Pretty much all of Fitragamuffin.
How you’re feeling about exercise.
My beloved Body Liberation Hiking Club
Anne Helen Petersen on the gamification of exercise and who gets “quality leisure”
Julia Turshen in conversation with Lauren Leavell.
Garden puttering absolutely is exercise by non-diet culture standards (and therefore my standards) but it’s also not the greatest if you have lower back problems, so there’s that.
I was literally laying in bed after my baby’s 5 am wake up beating myself up for being off my “movement” routine when this came in. Yes to learning to love both sides of ourselves whether we move or choose to read and listen to a podcast w a coffee instead. I never had words to pinpoint that I seem to devalue the me who doesn’t move as much. It’s not something I can learn overnight but at least I have words for it now. Thanks for diving into this and sharing your perspective. And as always, for being vulnerable.

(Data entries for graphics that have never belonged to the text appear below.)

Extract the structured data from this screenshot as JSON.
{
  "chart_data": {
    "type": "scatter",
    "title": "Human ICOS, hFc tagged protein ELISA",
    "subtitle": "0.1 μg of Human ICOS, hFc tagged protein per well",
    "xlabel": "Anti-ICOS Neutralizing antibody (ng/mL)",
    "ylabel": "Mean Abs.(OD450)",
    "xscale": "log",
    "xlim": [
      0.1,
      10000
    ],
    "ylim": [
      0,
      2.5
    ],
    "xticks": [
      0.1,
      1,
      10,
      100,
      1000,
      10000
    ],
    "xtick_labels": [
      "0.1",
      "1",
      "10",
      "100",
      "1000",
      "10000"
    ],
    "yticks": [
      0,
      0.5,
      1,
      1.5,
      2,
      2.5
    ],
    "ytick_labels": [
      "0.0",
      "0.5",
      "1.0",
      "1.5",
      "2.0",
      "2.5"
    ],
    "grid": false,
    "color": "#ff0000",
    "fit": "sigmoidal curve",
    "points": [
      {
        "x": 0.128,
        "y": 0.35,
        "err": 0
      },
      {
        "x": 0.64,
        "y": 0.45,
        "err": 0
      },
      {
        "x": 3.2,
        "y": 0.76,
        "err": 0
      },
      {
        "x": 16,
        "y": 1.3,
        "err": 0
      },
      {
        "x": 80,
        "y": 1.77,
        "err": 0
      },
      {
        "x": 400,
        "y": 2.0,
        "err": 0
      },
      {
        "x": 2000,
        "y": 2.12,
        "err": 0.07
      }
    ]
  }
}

I love the concept of detangling exercise from weight loss. I’m not going to say that the fact that I exercise regularly is not tied to that, but I also cling to the hope that exercise will stave off what my 82-year old mom is going through right now. She has had health issues in the last few years -- she is still in relatively good health for a woman her age -- but her lifestyle has changed markedly, causing depression. There are days she feels too weak to get out of bed. Her doctors tell her more exercise would help her physically and mentally. I am hoping beyond hope that the strength exercises I do will delay some of what she is going through. And help my balance and bone density. My mom is only 23 years older than me so something about seeing her so frail and resistant to exercising is driving me to an extent. I realize I’m probably replacing one obsessive behavior with another but it feels now more about being healthy than thin. I fully admit that the seeking thinness part of the equation is still there for me -- and that kind of sucks -- but it’s become less of the entire reason that keeps me motivated, for better or worse.